PyTorch uses **reverse-mode automatic differentiation**, commonly referred to as backpropagation, to calculate gradients efficiently. Backpropagation uses the chain rule of calculus and is akin to dynamic programming, where intermediate results are reused.
For more details, see [this note on automatic differentiation](https://hackmd.io/@fhuszar/SyHTInWeu).

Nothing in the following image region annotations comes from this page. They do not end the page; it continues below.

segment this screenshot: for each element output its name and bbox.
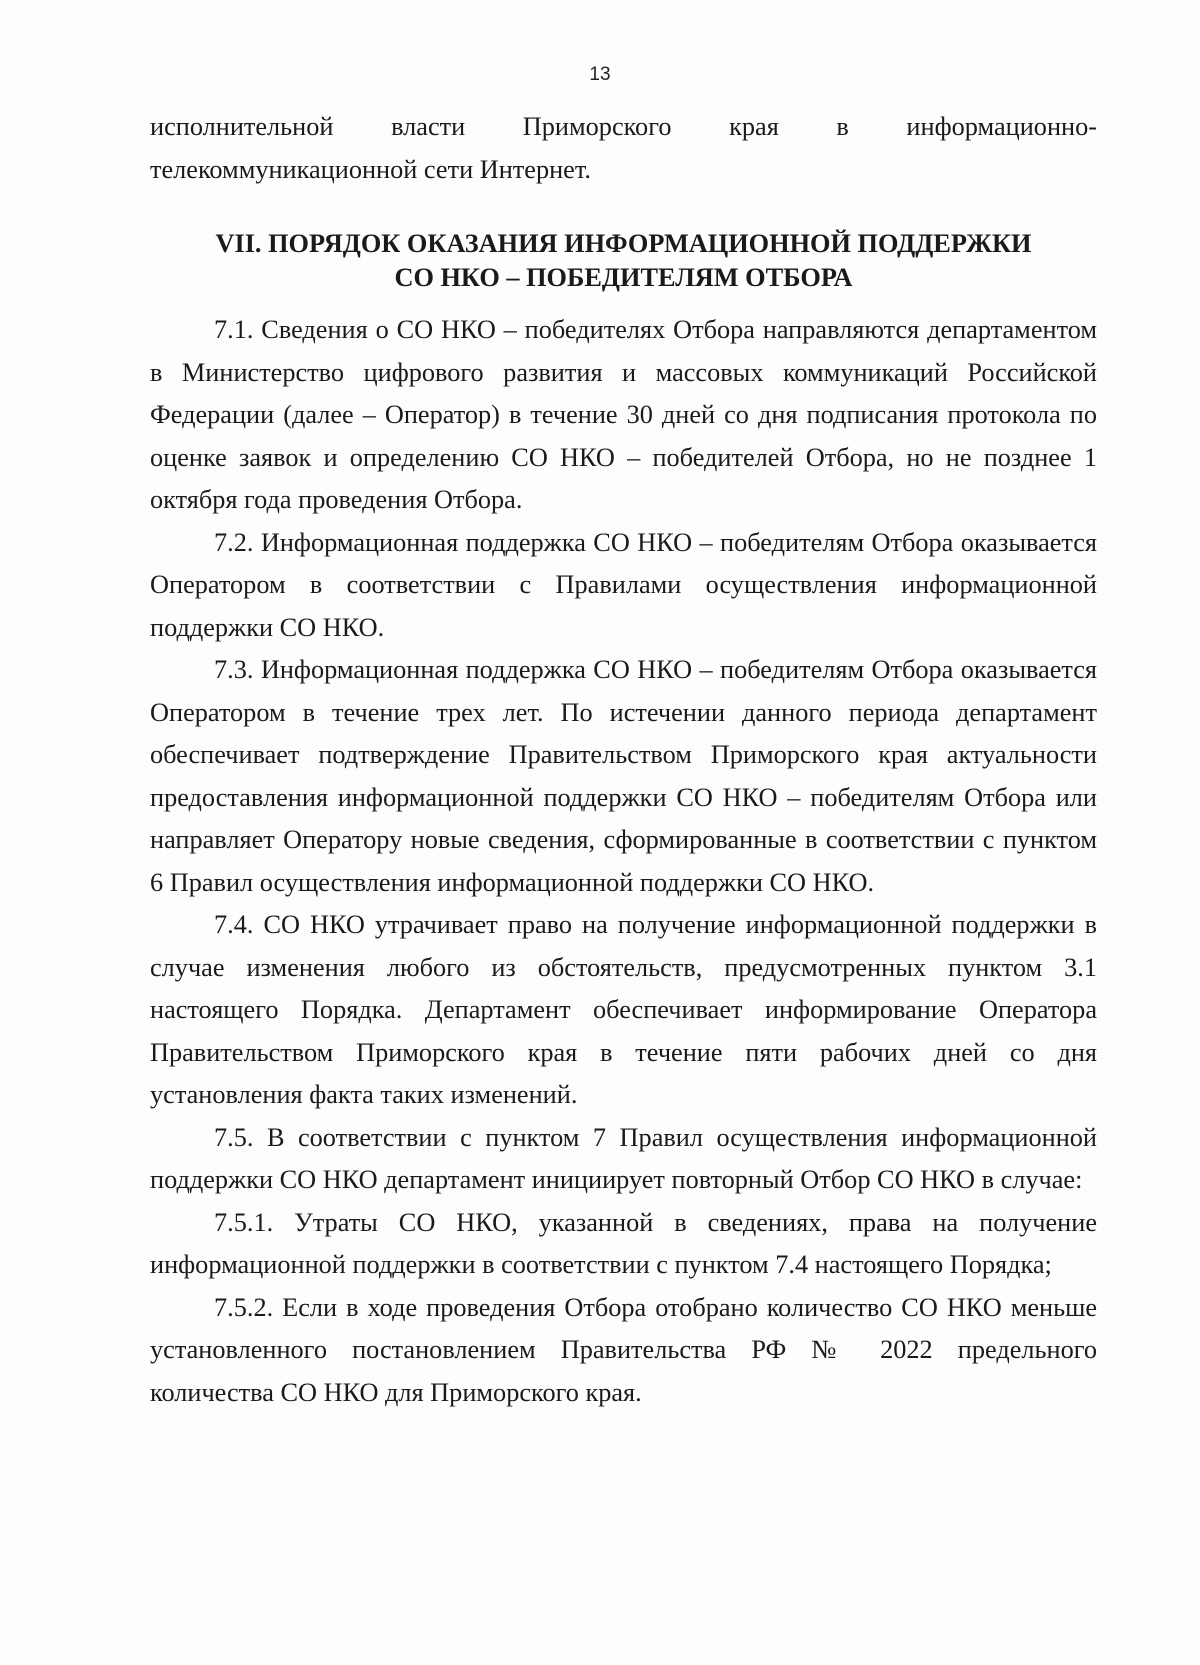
section-heading: [150, 227, 1097, 295]
page-number: 13: [589, 64, 611, 85]
section-heading-line-2: СО НКО – ПОБЕДИТЕЛЯМ ОТБОРА: [394, 263, 853, 292]
paragraph-7-5-2: 7.5.2. Если в ходе проведения Отбора отобрано количество СО НКО меньше установленного постановлением Правительства РФ № 2022 предельного количества СО НКО для Приморского края.: [150, 1292, 1097, 1407]
paragraph-7-5-1: 7.5.1. Утраты СО НКО, указанной в сведениях, права на получение информационной поддержки в соответствии с пунктом 7.4 настоящего Порядка;: [150, 1207, 1097, 1279]
paragraph-7-3: 7.3. Информационная поддержка СО НКО – победителям Отбора оказывается Оператором в течение трех лет. По истечении данного периода департамент обеспечивает подтверждение Правительством Приморского края актуальности предоставления информационной поддержки СО НКО – победителям Отбора или направляет Оператору новые сведения, сформированные в соответствии с пунктом 6 Правил осуществления информационной поддержки СО НКО.: [150, 655, 1097, 897]
intro-paragraph: исполнительной власти Приморского края в информационно-телекоммуникационной сети Интернет.: [150, 112, 1097, 184]
paragraph-7-2: 7.2. Информационная поддержка СО НКО – победителям Отбора оказывается Оператором в соответствии с Правилами осуществления информационной поддержки СО НКО.: [150, 527, 1097, 642]
paragraph-7-4: 7.4. СО НКО утрачивает право на получение информационной поддержки в случае изменения любого из обстоятельств, предусмотренных пунктом 3.1 настоящего Порядка. Департамент обеспечивает информирование Оператора Правительством Приморского края в течение пяти рабочих дней со дня установления факта таких изменений.: [150, 910, 1097, 1109]
paragraph-7-5: 7.5. В соответствии с пунктом 7 Правил осуществления информационной поддержки СО НКО департамент инициирует повторный Отбор СО НКО в случае:: [150, 1122, 1097, 1194]
section-heading-line-1: VII. ПОРЯДОК ОКАЗАНИЯ ИНФОРМАЦИОННОЙ ПОДДЕРЖКИ: [215, 229, 1032, 258]
document-body: [150, 106, 1097, 1414]
paragraph-7-1: 7.1. Сведения о СО НКО – победителях Отбора направляются департаментом в Министерство цифрового развития и массовых коммуникаций Российской Федерации (далее – Оператор) в течение 30 дней со дня подписания протокола по оценке заявок и определению СО НКО – победителей Отбора, но не позднее 1 октября года проведения Отбора.: [150, 315, 1097, 514]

### Using Gradients in PyTorch
1. **Enabling Gradients**: To enable gradient tracking, set `requires_grad=True` when creating a tensor:
```python
x = torch.tensor([1.0, 2.0, 3.0], requires_grad=True)
```
2. **Backpropagation**: Call `.backward()` to compute gradients:
```python
y = x ** 2
y.sum().backward() # Computes dy/dx for each x
print(x.grad) # Prints gradients
```
3. **Disabling Gradients**: Use `torch.no_grad` for inference to save memory and computation:
```python
with torch.no_grad():
y = model(x)
```
4. **Graph Management**: After `.backward()`, the computational graph is destroyed by default. Use `.detach()` to keep a tensor without tracking its history:
```python
detached_x = x.detach()
```
---
## 3. Building Neural Networks with PyTorch
### Neural Networks and Differentiable Programming
PyTorch simplifies the creation of neural networks, which are composed of layers performing differentiable computations. These layers are combined to process inputs, transform data, and generate outputs.
Here’s a simple example of a multi-layer perceptron (MLP):
```python
import torch.nn as nn
model = nn.Sequential(
nn.Linear(10, 50), # Input size 10, output size 50
nn.ReLU(), # Activation function
nn.Linear(50, 1) # Output size 1
)
```
### Loss Functions and Optimization
1. **Loss Functions**: Quantify the difference between predictions and true values (e.g., mean squared error or cross-entropy loss).
2. **Optimization Algorithms**: Use gradients to adjust model parameters, e.g., stochastic gradient descent (SGD) or Adam.
Example:
```python
loss_fn = nn.MSELoss()
optimizer = torch.optim.SGD(model.parameters(), lr=0.01)
# Training loop (simplified)
for data, target in dataloader:
optimizer.zero_grad()
predictions = model(data)
loss = loss_fn(predictions, target)
loss.backward()
optimizer.step()
```
### Additional Utilities
PyTorch provides tools to streamline workflows:
- **Dataset and Dataloader Classes**: Simplify data handling and batching.
- **Transformations**: Facilitate data preprocessing (e.g., normalization, augmentation).
For more advanced details, explore the [Elements of Differentiable Programming](https://arxiv.org/abs/2403.14606).
---
PyTorch is a flexible and efficient framework for numerical programming, automatic differentiation, and building neural networks. With these tools, you can create powerful machine learning models and explore the exciting world of AI.